Enviada em 18/06/2020

A Segunda Fase do Romantismo literário brasileiro, conhecida também como fase Ultrarromântica, ficou caracterizada pela evasão da realidade, quando os heróis da época faziam uso do pessimismo, tristeza e isolamento, uma solução para os conflitos existenciais. Nessa perspectiva, esse tipo de sentimento ainda se faz presente até os dias atuais, uma vez que os problemas relacionados à saúde mental tem aumentado consideravelmente no Brasil. Dessa forma, é perceptível que os desafios no combate à ansiedade na sociedade contemporânea estão focalizados, principalmente, em falhas estruturais no papel da escola, que não aborda essa problemática, e uma falta de participação do Estado, que pouco se preocupa com a abordagem.

Em primeira análise, pode-se ressaltar a negligência das instituições de ensino, que pouco discutem sobre o assunto com os alunos. Seguindo essa linha de raciocínio, de acordo com o filósofo Michel Focault, as escolas agem como Instituições de Sequestro, quando priorizam medidas academicistas, que visam à aprovação dos alunos em concursos e a inserção no mercado de trabalho, em detrimento da formação humana do indivíduo. Esse pensamento é aplicável ao problema abordado pois os colégios pouco discutem sobre a maioria das doenças psicológicas da atualidade, como ansiedade e depressão, ausentando-se na forma de identificação e tratamento dos sintomas, uma vez que não apresenta suporte necessário, como psicólogos já atuantes na área para ajudar os alunos que sofram com esses problemas. Assim, as escolas formam espaços onde haverá uma ampliação da ansiedade, já que nos cidadãos, muitas das vezes, ela começa a se manifestar na juventude, quando o aluno vai fazer uma prova ou apresentar um trabalho.

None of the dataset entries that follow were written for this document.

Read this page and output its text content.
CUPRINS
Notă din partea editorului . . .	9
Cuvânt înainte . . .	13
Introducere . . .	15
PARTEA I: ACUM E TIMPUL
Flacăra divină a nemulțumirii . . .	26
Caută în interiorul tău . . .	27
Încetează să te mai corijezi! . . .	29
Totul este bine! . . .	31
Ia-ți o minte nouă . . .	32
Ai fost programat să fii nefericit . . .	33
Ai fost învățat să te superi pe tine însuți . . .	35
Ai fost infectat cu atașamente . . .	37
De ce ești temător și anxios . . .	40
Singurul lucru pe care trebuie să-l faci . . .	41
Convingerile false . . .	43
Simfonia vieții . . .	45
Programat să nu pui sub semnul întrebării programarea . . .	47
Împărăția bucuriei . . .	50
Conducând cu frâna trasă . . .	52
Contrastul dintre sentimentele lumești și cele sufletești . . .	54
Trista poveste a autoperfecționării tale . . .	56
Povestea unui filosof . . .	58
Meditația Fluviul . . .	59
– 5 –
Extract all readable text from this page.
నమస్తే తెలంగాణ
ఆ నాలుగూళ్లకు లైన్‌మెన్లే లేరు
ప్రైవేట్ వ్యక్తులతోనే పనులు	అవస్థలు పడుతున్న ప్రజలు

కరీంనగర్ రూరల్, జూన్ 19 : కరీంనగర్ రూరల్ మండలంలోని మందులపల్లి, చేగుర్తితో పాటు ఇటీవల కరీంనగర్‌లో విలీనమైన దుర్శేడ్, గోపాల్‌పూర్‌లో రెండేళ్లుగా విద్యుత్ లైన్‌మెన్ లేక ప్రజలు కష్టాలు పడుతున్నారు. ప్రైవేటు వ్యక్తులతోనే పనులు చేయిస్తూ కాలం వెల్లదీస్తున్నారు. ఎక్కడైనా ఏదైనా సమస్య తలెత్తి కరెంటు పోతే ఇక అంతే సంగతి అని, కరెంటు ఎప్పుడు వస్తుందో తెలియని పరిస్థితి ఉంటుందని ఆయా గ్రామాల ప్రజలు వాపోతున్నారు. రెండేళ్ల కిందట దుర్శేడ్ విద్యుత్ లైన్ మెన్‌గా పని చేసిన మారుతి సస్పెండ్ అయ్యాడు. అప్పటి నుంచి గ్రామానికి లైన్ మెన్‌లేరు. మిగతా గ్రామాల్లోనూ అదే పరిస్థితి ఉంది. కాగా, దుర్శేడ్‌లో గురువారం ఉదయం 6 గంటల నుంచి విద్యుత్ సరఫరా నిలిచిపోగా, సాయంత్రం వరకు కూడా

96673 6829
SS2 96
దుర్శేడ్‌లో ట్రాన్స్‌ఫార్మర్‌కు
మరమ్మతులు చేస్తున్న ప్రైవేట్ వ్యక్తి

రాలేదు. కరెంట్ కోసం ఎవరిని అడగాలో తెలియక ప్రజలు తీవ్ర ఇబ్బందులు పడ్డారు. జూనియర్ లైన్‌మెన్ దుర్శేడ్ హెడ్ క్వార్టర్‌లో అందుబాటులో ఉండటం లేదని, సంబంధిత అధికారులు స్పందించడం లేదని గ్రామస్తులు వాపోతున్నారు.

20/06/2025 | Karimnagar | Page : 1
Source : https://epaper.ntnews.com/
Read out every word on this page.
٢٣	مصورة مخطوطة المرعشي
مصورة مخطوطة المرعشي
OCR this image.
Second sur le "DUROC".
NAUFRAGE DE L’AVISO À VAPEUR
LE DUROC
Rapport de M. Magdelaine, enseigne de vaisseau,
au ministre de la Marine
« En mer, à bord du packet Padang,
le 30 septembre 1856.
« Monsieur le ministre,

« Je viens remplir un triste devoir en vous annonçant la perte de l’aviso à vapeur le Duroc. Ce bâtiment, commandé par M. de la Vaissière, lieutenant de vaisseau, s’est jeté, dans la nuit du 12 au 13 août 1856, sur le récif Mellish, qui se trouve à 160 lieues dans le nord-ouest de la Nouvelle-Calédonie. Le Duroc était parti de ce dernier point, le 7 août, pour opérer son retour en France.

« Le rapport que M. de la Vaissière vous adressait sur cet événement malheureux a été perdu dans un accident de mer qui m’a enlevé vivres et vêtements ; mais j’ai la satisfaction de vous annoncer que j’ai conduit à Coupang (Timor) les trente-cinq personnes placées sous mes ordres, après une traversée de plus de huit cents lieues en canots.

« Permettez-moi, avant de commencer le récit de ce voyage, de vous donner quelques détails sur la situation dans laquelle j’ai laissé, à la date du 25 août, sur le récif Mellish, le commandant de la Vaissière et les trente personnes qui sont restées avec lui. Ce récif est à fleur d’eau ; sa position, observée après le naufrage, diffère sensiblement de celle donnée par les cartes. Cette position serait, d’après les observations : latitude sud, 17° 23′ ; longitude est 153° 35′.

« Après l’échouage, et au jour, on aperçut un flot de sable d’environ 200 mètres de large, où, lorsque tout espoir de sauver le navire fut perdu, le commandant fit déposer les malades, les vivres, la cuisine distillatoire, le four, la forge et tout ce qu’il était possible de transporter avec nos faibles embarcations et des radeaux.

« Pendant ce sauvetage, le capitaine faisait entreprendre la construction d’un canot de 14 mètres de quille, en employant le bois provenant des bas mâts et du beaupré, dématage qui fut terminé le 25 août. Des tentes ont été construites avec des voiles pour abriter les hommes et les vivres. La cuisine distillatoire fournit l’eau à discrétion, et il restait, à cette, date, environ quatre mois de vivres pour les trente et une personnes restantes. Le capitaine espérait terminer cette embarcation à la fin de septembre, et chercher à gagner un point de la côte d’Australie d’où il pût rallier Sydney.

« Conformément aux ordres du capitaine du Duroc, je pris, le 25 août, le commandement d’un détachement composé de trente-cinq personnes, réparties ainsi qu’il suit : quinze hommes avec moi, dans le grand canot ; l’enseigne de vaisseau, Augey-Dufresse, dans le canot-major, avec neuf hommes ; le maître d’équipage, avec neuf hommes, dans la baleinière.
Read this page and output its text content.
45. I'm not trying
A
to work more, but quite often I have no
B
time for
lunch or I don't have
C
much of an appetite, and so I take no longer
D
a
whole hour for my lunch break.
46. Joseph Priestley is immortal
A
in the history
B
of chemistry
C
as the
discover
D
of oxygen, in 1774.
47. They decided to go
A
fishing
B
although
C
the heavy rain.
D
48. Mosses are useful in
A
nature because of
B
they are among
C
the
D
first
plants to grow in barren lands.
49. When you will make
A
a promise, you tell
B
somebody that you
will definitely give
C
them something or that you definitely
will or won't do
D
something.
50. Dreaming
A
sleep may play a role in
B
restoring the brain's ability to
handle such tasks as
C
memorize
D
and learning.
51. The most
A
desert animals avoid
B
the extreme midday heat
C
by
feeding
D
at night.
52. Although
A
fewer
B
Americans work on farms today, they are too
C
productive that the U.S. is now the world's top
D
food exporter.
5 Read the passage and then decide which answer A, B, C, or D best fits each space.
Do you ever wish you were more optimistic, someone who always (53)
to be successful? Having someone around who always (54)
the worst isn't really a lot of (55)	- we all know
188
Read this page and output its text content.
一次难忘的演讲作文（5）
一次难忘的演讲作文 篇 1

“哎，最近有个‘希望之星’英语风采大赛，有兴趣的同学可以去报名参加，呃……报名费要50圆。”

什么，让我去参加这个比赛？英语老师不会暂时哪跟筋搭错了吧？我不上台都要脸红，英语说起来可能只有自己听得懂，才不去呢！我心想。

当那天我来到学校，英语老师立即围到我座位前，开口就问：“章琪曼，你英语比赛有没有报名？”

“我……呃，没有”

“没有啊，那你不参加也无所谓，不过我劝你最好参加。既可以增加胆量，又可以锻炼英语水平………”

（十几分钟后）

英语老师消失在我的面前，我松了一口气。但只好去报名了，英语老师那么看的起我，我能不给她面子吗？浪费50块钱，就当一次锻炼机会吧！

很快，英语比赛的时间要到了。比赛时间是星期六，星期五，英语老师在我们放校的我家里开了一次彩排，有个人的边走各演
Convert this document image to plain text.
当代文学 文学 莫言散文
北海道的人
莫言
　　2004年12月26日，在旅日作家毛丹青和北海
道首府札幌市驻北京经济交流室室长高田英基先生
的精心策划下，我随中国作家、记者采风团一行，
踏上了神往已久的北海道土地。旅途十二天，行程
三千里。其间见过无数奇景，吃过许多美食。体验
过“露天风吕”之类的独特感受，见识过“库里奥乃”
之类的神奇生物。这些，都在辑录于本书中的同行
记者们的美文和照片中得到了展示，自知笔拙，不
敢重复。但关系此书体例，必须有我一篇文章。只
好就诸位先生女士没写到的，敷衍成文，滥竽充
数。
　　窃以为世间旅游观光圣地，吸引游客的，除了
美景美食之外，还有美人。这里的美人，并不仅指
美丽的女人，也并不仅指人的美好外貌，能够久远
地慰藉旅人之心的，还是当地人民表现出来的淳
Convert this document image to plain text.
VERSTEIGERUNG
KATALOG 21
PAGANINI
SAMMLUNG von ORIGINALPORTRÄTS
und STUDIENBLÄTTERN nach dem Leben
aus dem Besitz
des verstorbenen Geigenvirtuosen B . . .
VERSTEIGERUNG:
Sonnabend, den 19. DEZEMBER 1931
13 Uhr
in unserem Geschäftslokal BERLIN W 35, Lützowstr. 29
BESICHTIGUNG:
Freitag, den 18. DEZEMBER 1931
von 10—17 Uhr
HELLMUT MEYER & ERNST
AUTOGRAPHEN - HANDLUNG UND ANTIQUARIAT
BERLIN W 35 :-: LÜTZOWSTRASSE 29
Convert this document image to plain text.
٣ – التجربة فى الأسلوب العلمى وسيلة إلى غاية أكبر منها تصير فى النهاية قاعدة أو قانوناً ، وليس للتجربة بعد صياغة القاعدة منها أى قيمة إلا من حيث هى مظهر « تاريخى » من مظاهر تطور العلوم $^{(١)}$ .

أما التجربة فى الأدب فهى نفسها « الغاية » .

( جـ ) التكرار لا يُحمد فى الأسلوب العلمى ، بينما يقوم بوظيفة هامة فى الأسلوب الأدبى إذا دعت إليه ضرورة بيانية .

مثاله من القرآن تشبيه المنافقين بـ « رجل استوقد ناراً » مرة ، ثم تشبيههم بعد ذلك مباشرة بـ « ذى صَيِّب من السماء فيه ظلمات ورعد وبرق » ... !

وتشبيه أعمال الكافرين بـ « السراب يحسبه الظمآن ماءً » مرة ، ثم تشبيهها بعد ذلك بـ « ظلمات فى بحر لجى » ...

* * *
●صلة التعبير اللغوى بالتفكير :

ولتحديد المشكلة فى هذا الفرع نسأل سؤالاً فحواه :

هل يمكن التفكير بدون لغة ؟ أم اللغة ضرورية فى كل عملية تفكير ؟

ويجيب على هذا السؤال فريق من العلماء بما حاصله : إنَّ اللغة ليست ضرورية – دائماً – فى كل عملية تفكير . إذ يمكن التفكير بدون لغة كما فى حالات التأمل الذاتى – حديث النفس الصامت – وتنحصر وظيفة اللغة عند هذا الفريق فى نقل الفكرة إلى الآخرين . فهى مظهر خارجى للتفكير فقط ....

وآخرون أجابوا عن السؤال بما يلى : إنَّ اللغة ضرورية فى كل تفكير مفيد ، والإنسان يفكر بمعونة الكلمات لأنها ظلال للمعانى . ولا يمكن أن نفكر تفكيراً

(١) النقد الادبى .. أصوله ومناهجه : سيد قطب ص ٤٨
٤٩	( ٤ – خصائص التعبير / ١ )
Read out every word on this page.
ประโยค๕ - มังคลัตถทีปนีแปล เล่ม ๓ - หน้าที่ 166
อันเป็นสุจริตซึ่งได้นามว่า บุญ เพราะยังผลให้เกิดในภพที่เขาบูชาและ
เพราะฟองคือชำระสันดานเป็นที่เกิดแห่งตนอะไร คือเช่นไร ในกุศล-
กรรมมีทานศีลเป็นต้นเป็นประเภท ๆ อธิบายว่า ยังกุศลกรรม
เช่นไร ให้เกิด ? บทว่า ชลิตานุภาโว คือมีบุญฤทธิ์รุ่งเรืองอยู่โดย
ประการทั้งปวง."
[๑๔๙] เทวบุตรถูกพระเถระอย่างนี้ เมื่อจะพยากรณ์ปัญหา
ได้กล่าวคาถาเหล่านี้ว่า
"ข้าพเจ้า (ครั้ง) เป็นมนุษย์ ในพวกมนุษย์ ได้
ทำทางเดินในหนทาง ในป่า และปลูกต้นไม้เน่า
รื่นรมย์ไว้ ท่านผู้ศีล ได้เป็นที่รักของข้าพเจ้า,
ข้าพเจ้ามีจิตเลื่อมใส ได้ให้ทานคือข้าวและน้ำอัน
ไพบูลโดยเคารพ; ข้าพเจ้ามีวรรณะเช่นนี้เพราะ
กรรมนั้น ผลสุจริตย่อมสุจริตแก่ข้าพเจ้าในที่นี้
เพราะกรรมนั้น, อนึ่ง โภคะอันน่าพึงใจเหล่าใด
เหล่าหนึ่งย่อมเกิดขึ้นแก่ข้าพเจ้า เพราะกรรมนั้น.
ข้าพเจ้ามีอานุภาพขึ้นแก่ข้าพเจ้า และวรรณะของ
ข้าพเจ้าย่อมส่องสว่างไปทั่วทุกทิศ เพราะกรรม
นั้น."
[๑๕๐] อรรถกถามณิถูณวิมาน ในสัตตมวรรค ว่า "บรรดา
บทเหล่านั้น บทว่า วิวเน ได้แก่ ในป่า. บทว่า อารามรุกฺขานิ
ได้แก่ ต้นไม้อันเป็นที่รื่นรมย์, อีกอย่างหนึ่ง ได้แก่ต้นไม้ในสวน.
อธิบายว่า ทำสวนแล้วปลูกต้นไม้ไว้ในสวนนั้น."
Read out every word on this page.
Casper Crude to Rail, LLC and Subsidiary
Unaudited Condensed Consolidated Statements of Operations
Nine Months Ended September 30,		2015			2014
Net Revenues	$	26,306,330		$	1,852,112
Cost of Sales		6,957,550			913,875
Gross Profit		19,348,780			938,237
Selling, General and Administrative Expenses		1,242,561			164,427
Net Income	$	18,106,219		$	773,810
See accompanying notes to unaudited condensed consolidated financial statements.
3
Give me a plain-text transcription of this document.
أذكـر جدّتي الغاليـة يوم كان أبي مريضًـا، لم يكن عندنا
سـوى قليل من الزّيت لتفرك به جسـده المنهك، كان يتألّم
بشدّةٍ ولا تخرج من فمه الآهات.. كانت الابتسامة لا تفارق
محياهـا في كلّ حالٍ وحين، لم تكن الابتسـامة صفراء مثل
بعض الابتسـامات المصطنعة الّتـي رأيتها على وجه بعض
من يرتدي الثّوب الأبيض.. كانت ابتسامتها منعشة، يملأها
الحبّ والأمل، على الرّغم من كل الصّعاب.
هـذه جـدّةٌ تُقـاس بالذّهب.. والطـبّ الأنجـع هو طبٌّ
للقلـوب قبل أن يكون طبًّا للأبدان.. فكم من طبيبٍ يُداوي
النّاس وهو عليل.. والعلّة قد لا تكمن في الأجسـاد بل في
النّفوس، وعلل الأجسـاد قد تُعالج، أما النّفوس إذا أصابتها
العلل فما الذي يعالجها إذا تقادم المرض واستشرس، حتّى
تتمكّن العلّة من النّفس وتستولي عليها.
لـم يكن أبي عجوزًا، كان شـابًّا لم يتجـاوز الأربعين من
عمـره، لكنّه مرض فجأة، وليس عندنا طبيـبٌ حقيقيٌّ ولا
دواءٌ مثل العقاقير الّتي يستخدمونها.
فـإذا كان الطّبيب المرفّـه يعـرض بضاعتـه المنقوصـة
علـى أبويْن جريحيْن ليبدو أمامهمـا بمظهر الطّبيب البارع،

Em segunda análise, destaca-se a falta de participação efetiva do Estado na vida da população. Sob esse viés, segundo o jornalista Gilberto Dimenstein, os indivíduos são considerados “Cidadãos de Papel” visto que desfrutam de uma cidadania aparente e limitada ao âmbito teórico. Essa reflexão é aplicável à problemática pois, o Governo não garante uma saúde qualificada à população quando não desenvolve projetos específicos ou até mesmo tratamento médico àquelas pessoas que sofrem com as consequências da ansiedade.

Em suma, conclui-se que medidas devem ser tomadas para alterar o cenário atual. Por isso, o Ministério da Educação deve exigir a presença de um psicólogo nas escolas, por meio da contratação de profissionais na área infanto-juvenil a fim de que o assunto seja abordado nos colégios. Ademais, ONG’s devem pressionar o Ministério da Educação para que insiram projetos ou até grupos de debates para tratamento das pessoas que sofrem com a ansiedade.